The Matanuska-Susitna Borough has received a $2 million offer for an unused ferry that’s racking up monthly maintenance costs, but the borough manager says the municipality needs a higher offer to cover a grant that must be repaid to the federal government.
The borough has turned down the $2 million offer for the ferry from Abu Dhabi Mar LLC, the Anchorage Daily News reported. The borough is on the hook for $6 million to the Federal Transit Administration if the $78 million catamaran Susitna is not used for municipal public transportation.
“I do not see that (the $2 million) being an acceptable offer,” borough manager John Moosey said. “It might be acceptable if we did not have a $6 million liability with the FTA.”
The rejection was a surprise to the company from Abu Dhabi, the capital of United Arab Emirates. The company wanted to use the ferry as a mobile service platform for patrol boats stationed on islands. The Abu Dhabi offer was the highest received.
Johan Valentijn, chief operating officer, said in correspondence to the borough that the company made the $2 million offer in response to a borough request and assurance in mid-August that “the vessel could be ours” for that amount. Later messages indicated frustration with a lack of direction from “confused” borough staff and an indecisive borough assembly.
“It is up to the Borough council to decide to either go forward with us,” Valentijn wrote in a letter Sept. 23. The alternative, he continued, would be to have the ferry remain in “Alaska for the foreseeable future as a memory of bad communications.”

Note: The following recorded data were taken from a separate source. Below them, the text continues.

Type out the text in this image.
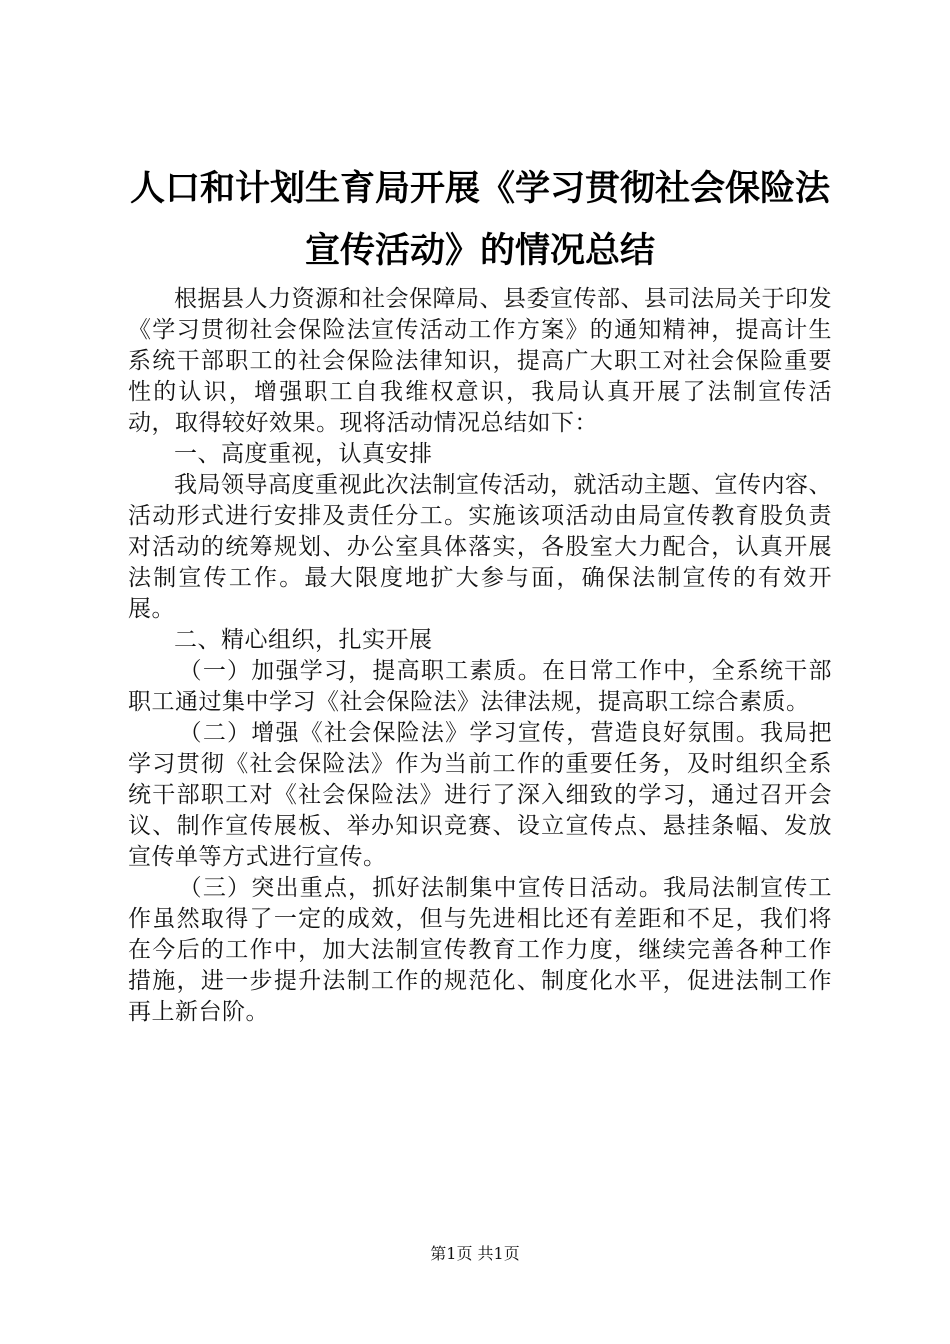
人口和计划生育局开展《学习贯彻社会保险法
宣传活动》的情况总结

根据县人力资源和社会保障局、县委宣传部、县司法局关于印发《学习贯彻社会保险法宣传活动工作方案》的通知精神，提高计生系统干部职工的社会保险法律知识，提高广大职工对社会保险重要性的认识，增强职工自我维权意识，我局认真开展了法制宣传活动，取得较好效果。现将活动情况总结如下：

一、高度重视，认真安排

我局领导高度重视此次法制宣传活动，就活动主题、宣传内容、活动形式进行安排及责任分工。实施该项活动由局宣传教育股负责对活动的统筹规划、办公室具体落实，各股室大力配合，认真开展法制宣传工作。最大限度地扩大参与面，确保法制宣传的有效开展。

二、精心组织，扎实开展

（一）加强学习，提高职工素质。在日常工作中，全系统干部职工通过集中学习《社会保险法》法律法规，提高职工综合素质。

（二）增强《社会保险法》学习宣传，营造良好氛围。我局把学习贯彻《社会保险法》作为当前工作的重要任务，及时组织全系统干部职工对《社会保险法》进行了深入细致的学习，通过召开会议、制作宣传展板、举办知识竞赛、设立宣传点、悬挂条幅、发放宣传单等方式进行宣传。

（三）突出重点，抓好法制集中宣传日活动。我局法制宣传工作虽然取得了一定的成效，但与先进相比还有差距和不足，我们将在今后的工作中，加大法制宣传教育工作力度，继续完善各种工作措施，进一步提升法制工作的规范化、制度化水平，促进法制工作再上新台阶。

第1页 共1页
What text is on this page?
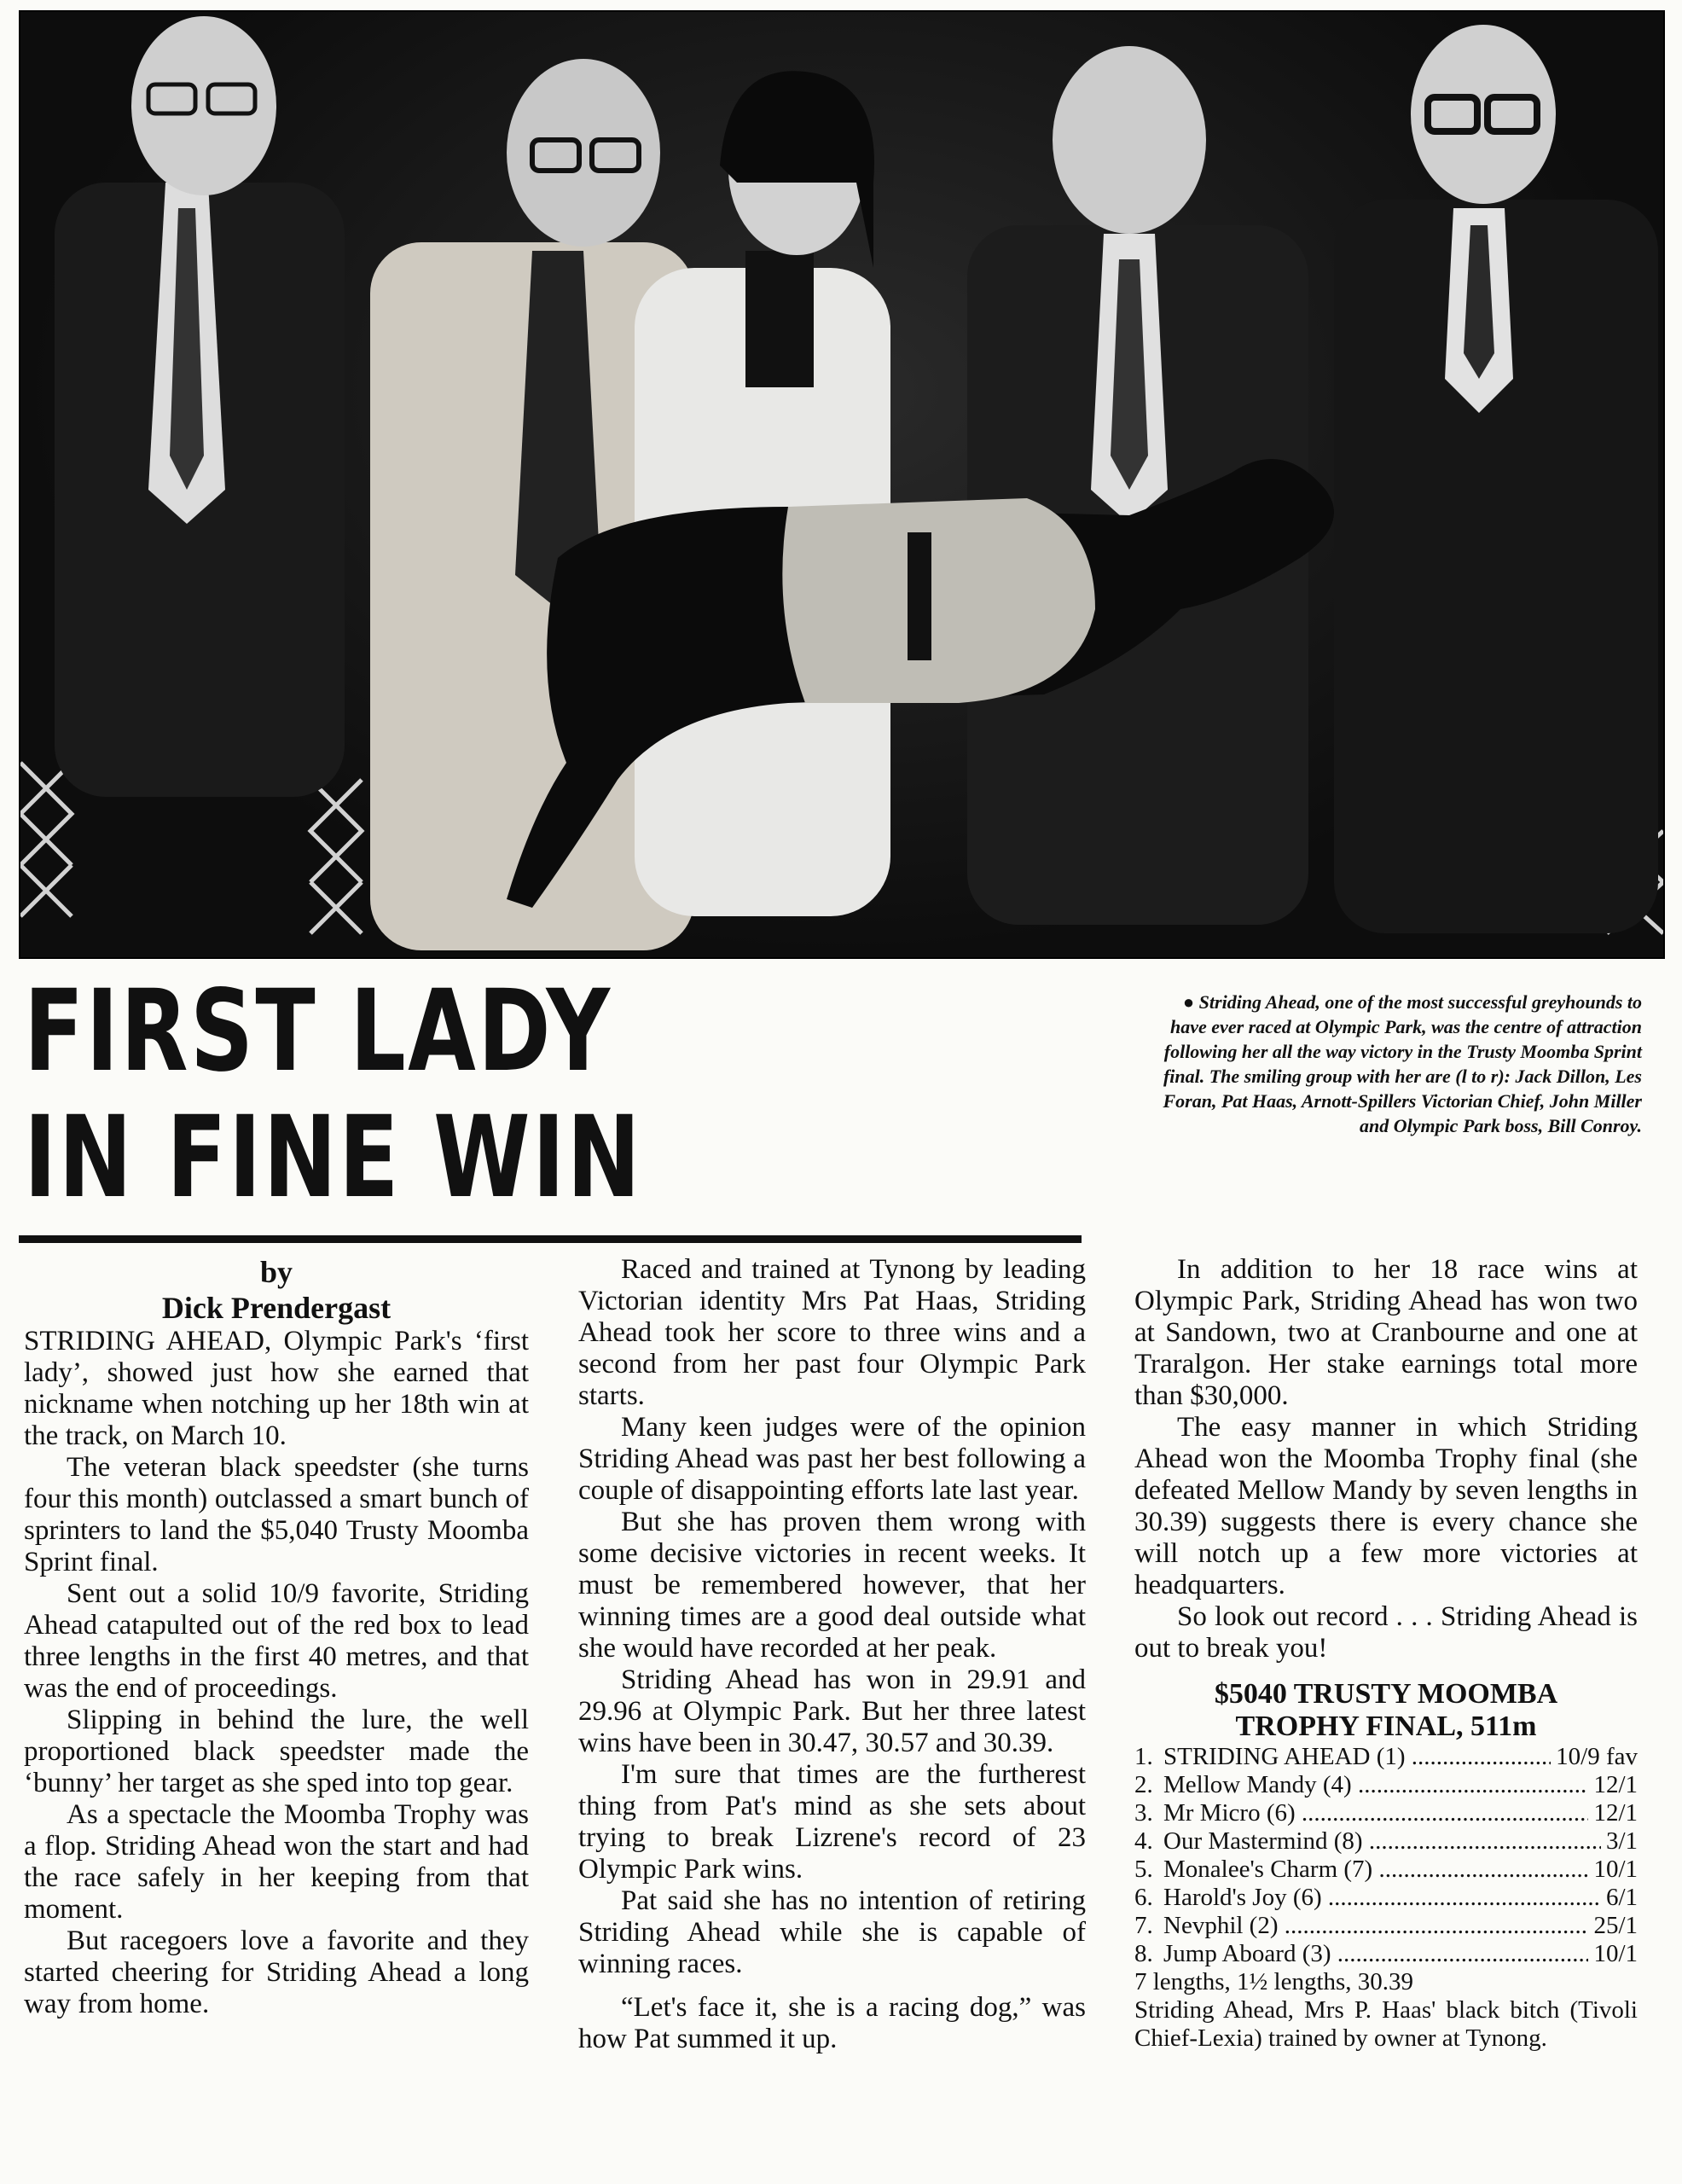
FIRST LADY
IN FINE WIN
● Striding Ahead, one of the most successful greyhounds to have ever raced at Olympic Park, was the centre of attraction following her all the way victory in the Trusty Moomba Sprint final. The smiling group with her are (l to r): Jack Dillon, Les Foran, Pat Haas, Arnott-Spillers Victorian Chief, John Miller and Olympic Park boss, Bill Conroy.
by
Dick Prendergast

STRIDING AHEAD, Olympic Park's ‘first lady’, showed just how she earned that nickname when notching up her 18th win at the track, on March 10.

The veteran black speedster (she turns four this month) outclassed a smart bunch of sprinters to land the $5,040 Trusty Moomba Sprint final.

Sent out a solid 10/9 favorite, Striding Ahead catapulted out of the red box to lead three lengths in the first 40 metres, and that was the end of proceedings.

Slipping in behind the lure, the well proportioned black speedster made the ‘bunny’ her target as she sped into top gear.

As a spectacle the Moomba Trophy was a flop. Striding Ahead won the start and had the race safely in her keeping from that moment.

But racegoers love a favorite and they started cheering for Striding Ahead a long way from home.

Raced and trained at Tynong by leading Victorian identity Mrs Pat Haas, Striding Ahead took her score to three wins and a second from her past four Olympic Park starts.

Many keen judges were of the opinion Striding Ahead was past her best following a couple of disappointing efforts late last year.

But she has proven them wrong with some decisive victories in recent weeks. It must be remembered however, that her winning times are a good deal outside what she would have recorded at her peak.

Striding Ahead has won in 29.91 and 29.96 at Olympic Park. But her three latest wins have been in 30.47, 30.57 and 30.39.

I'm sure that times are the furtherest thing from Pat's mind as she sets about trying to break Lizrene's record of 23 Olympic Park wins.

Pat said she has no intention of retiring Striding Ahead while she is capable of winning races.

“Let's face it, she is a racing dog,” was how Pat summed it up.

In addition to her 18 race wins at Olympic Park, Striding Ahead has won two at Sandown, two at Cranbourne and one at Traralgon. Her stake earnings total more than $30,000.

The easy manner in which Striding Ahead won the Moomba Trophy final (she defeated Mellow Mandy by seven lengths in 30.39) suggests there is every chance she will notch up a few more victories at headquarters.

So look out record . . . Striding Ahead is out to break you!

$5040 TRUSTY MOOMBA
TROPHY FINAL, 511m
1. STRIDING AHEAD (1) .....	10/9 fav
2. Mellow Mandy (4) .....	12/1
3. Mr Micro (6) .....	12/1
4. Our Mastermind (8) .....	3/1
5. Monalee's Charm (7) .....	10/1
6. Harold's Joy (6) .....	6/1
7. Nevphil (2) .....	25/1
8. Jump Aboard (3) .....	10/1
7 lengths, 1½ lengths, 30.39
Striding Ahead, Mrs P. Haas' black bitch (Tivoli Chief-Lexia) trained by owner at Tynong.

The Susitna can carry up to 130 passengers and 20 cars. It was accepted to provide ferry service between Anchorage and Port MacKenzie. However, no landings have been built, and borough officials concluded that the vessel would be too expensive to operate. Mat-Su officials put the ferry up for sale last year.
They said they would consider giving the vessel to a government entity that could relieve them of the federal grant obligation.
The assembly in June indicated that it would part with the ferry even if it meant repaying the grant obligation. The ferry has been docked outside Ketchikan and has cost $1.3 million for crew fees and other expenses.
However, assembly members then authorized Moosey to find a way to store the ferry near the port for the winter.